South Korean President Park Geun-hye is embarking on a three-day state visit to Iran accompanied by a large business delegation. South Korea becomes the latest addition to a long list of countries courting Iran as Tehran gradually emerges from sanctions that had badly hit its economy.
Representatives of more than 225 South Korean companies and organisations will be part of the trip when Park lands on 1 May in Tehran. Park's office said she would meet her Iranian counterpart Hassan Rouhani and they will hold discussions on a wide range of sectors including energy and infrastructure.
Local reports suggest the two countries are expected to seal deals worth $10bn (£6.8bn).

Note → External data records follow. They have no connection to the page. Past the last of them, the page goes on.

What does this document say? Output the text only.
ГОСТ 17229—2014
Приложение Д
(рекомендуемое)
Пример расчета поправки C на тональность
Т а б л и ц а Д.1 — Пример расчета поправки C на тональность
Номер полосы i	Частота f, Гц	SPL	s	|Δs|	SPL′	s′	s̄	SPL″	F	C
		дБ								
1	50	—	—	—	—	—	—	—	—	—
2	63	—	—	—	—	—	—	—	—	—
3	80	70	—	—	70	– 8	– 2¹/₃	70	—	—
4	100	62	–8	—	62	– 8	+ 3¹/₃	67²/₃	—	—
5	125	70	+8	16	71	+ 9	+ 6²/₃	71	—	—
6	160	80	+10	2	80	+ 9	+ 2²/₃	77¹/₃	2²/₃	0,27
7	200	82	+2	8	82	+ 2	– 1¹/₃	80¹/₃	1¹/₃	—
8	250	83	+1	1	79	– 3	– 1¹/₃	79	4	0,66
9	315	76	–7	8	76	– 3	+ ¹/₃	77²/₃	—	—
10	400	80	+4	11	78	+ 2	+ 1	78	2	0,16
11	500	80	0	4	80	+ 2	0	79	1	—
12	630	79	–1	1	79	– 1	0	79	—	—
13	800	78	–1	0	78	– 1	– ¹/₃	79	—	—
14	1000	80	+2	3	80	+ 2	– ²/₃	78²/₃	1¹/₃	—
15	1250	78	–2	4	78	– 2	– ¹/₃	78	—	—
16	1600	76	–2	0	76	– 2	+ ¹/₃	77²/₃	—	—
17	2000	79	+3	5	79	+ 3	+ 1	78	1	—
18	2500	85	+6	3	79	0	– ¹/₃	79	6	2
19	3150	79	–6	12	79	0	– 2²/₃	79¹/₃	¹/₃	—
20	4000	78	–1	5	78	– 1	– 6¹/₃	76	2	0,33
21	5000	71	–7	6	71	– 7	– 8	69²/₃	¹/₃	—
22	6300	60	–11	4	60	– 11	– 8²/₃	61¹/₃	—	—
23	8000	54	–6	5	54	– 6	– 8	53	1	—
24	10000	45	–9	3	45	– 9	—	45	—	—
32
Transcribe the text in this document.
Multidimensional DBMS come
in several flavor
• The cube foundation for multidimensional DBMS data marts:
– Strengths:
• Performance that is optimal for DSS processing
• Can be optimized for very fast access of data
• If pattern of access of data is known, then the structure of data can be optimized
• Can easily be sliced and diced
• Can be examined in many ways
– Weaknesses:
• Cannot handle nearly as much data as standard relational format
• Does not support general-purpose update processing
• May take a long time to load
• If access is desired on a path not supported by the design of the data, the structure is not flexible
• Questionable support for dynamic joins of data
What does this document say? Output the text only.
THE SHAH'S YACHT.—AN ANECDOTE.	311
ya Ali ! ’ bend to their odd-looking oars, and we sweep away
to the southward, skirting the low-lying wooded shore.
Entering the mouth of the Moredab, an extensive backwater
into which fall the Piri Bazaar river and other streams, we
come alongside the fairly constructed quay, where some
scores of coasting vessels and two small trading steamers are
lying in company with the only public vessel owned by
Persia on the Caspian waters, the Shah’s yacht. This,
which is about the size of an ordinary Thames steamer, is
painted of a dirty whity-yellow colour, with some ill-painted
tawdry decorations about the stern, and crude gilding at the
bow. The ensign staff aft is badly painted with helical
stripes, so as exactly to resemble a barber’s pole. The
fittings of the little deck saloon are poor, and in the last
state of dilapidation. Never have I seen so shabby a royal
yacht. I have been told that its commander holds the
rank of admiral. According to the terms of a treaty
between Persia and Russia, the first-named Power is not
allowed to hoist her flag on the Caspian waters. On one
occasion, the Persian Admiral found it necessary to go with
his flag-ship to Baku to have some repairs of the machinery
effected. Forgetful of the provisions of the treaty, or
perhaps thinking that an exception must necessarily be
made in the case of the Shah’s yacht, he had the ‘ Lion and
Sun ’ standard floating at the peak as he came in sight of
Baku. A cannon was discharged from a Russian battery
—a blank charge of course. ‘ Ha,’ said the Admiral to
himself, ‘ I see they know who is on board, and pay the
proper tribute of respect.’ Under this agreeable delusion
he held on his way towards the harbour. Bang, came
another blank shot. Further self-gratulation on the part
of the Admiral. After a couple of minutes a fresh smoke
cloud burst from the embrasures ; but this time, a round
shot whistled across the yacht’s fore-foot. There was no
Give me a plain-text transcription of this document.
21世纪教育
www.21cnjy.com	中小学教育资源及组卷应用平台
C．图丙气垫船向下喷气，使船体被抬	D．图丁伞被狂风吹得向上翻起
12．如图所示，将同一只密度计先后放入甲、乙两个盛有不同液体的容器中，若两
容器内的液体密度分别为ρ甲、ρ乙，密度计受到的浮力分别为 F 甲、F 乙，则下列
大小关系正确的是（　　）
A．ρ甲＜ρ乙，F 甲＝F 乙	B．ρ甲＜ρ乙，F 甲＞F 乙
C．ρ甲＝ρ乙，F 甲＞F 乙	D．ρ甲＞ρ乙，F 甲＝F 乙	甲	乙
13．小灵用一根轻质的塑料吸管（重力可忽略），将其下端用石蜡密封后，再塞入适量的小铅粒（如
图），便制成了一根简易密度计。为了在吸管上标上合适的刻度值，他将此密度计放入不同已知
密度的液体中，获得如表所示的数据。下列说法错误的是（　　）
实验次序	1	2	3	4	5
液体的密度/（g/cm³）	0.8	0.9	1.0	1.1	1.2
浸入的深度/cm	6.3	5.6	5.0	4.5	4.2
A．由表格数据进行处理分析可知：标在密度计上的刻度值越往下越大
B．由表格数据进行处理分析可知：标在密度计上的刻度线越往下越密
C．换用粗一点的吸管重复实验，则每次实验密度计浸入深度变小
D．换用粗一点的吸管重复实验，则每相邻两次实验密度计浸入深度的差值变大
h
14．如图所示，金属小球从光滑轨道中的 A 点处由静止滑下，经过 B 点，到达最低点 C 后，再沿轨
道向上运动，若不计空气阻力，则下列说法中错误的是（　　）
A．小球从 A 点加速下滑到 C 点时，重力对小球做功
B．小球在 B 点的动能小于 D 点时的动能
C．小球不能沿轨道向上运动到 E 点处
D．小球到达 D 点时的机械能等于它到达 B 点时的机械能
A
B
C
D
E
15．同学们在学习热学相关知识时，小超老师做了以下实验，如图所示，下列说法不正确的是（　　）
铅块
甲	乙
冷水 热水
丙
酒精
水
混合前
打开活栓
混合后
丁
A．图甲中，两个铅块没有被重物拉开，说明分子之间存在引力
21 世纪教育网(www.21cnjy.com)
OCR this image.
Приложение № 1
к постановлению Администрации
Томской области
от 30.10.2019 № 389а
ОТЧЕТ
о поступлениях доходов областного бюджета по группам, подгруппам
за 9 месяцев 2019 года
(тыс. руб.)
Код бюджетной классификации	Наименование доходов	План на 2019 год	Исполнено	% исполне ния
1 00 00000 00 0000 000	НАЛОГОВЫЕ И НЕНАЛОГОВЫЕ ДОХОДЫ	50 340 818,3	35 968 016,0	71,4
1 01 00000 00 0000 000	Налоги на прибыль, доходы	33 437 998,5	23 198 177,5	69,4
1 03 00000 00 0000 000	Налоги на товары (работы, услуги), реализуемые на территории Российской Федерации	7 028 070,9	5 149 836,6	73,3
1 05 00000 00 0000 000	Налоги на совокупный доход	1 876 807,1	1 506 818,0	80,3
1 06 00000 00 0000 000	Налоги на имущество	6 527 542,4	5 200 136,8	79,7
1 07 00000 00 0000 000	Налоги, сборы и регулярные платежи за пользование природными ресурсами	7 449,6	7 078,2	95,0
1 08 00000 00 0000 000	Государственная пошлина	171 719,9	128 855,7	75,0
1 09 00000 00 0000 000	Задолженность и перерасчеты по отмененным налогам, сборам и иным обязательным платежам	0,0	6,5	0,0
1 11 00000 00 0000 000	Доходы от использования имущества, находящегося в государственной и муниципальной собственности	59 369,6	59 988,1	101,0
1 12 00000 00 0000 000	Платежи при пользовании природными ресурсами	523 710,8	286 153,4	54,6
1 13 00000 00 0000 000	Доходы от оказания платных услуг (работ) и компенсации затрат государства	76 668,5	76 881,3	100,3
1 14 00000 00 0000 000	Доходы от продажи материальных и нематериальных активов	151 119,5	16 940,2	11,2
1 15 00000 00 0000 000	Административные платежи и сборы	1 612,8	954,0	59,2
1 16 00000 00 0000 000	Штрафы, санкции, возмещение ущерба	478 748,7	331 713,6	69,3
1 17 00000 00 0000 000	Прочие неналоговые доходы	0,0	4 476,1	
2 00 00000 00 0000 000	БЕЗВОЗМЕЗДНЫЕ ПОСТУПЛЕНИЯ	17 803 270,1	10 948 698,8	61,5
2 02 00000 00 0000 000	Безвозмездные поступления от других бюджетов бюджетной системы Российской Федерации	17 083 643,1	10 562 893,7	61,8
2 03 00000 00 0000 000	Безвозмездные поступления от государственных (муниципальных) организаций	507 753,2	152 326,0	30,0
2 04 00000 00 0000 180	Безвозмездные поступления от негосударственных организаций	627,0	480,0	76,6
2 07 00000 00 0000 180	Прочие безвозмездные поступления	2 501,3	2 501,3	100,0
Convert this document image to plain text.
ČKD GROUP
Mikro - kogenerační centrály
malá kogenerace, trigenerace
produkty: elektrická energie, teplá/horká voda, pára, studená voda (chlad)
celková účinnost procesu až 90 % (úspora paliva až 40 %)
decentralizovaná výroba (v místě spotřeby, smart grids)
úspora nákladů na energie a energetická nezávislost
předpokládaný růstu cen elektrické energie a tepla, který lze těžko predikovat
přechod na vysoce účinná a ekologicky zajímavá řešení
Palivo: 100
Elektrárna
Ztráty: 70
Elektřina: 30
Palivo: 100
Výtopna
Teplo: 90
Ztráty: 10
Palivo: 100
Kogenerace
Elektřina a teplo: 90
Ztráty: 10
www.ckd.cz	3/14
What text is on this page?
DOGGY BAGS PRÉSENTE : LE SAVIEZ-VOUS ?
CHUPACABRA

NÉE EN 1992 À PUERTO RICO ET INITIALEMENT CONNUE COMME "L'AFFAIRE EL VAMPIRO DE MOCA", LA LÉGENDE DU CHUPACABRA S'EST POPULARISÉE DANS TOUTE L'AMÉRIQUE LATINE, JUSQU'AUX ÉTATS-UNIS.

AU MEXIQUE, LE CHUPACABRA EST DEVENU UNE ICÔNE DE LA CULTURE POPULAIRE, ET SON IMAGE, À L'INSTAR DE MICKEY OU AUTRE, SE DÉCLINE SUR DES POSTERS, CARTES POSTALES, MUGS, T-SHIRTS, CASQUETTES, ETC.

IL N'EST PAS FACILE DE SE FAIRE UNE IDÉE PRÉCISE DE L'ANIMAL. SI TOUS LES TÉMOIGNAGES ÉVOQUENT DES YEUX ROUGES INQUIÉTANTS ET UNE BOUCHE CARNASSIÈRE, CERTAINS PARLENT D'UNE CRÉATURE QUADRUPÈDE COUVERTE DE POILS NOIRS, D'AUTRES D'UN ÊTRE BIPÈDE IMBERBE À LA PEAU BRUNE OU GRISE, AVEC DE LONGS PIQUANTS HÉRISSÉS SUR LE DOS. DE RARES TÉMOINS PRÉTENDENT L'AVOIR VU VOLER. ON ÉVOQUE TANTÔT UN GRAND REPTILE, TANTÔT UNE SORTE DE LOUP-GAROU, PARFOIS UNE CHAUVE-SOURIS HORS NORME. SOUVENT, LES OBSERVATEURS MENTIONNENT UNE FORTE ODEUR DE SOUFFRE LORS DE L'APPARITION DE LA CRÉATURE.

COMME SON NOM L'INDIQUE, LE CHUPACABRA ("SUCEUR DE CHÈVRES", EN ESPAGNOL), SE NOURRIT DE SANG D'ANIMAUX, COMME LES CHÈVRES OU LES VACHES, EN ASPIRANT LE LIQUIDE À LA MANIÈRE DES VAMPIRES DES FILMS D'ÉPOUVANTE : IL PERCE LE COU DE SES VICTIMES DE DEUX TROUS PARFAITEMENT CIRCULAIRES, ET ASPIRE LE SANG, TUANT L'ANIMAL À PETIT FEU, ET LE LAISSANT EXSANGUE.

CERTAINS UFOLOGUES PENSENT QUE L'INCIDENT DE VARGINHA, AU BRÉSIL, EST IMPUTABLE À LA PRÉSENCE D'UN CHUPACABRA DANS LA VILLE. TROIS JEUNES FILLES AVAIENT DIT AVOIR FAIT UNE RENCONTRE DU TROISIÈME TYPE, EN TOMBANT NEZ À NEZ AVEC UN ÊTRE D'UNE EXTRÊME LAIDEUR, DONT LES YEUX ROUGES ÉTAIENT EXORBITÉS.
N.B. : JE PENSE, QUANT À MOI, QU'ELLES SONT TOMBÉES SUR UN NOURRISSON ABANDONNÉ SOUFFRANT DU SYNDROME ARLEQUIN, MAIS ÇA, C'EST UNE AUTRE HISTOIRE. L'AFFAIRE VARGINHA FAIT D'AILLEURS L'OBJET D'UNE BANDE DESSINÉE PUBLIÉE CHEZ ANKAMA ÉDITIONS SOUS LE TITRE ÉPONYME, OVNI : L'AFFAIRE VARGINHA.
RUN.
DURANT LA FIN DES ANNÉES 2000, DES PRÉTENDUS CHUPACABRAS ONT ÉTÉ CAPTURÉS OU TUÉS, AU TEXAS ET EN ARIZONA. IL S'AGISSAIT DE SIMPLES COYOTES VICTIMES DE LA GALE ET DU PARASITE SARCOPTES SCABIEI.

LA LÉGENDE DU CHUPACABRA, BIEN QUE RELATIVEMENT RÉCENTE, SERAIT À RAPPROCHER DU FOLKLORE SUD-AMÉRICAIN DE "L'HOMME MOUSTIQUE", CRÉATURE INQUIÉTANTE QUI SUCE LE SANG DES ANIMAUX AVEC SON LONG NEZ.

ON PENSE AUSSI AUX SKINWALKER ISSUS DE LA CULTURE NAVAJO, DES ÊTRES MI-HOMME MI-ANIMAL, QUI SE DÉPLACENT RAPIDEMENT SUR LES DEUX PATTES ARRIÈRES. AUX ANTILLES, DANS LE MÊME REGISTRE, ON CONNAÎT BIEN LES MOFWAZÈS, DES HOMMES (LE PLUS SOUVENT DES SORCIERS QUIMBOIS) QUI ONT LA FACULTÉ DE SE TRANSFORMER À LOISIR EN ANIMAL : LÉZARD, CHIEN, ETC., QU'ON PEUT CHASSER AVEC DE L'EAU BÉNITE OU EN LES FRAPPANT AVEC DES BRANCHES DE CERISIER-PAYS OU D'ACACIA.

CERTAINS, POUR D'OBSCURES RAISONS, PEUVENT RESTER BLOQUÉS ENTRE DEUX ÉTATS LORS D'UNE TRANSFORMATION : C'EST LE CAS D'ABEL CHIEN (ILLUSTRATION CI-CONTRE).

"It will be the first presidential visit to Iran since Korea and Iran established diplomatic relations in 1962. We expect the trip to serve as an important opportunity for us to develop bilateral cooperation since the international community's sanctions on Iran were lifted in January," reads a statement from South Korea's presidential house.
South Korea remains one of the major crude importers for Iran. Seoul's crude oil import from Iran sharply increased earlier this year as soon as the economic sanctions on Iran were lifted following the successful implementation of Tehran's nuclear deal with world powers.
South Korea is the world's fifth-largest oil importer while Iran has the fourth largest oil reserves. The trade between the two countries is estimated to be about $6.1bn in 2015.
"We have high expectations for Korean companies' participation in major infrastructure projects to rebuild Iran's economy. We will try to forge cooperative measures such as financial support to this end," said An Chong-bum, senior presidential secretary for economy, according to the news outlet Korea Joongang Daily.
However, Park's visit will also be keenly watched by analysts as Iran is perceived to be closer to South Korea's rival North Korea.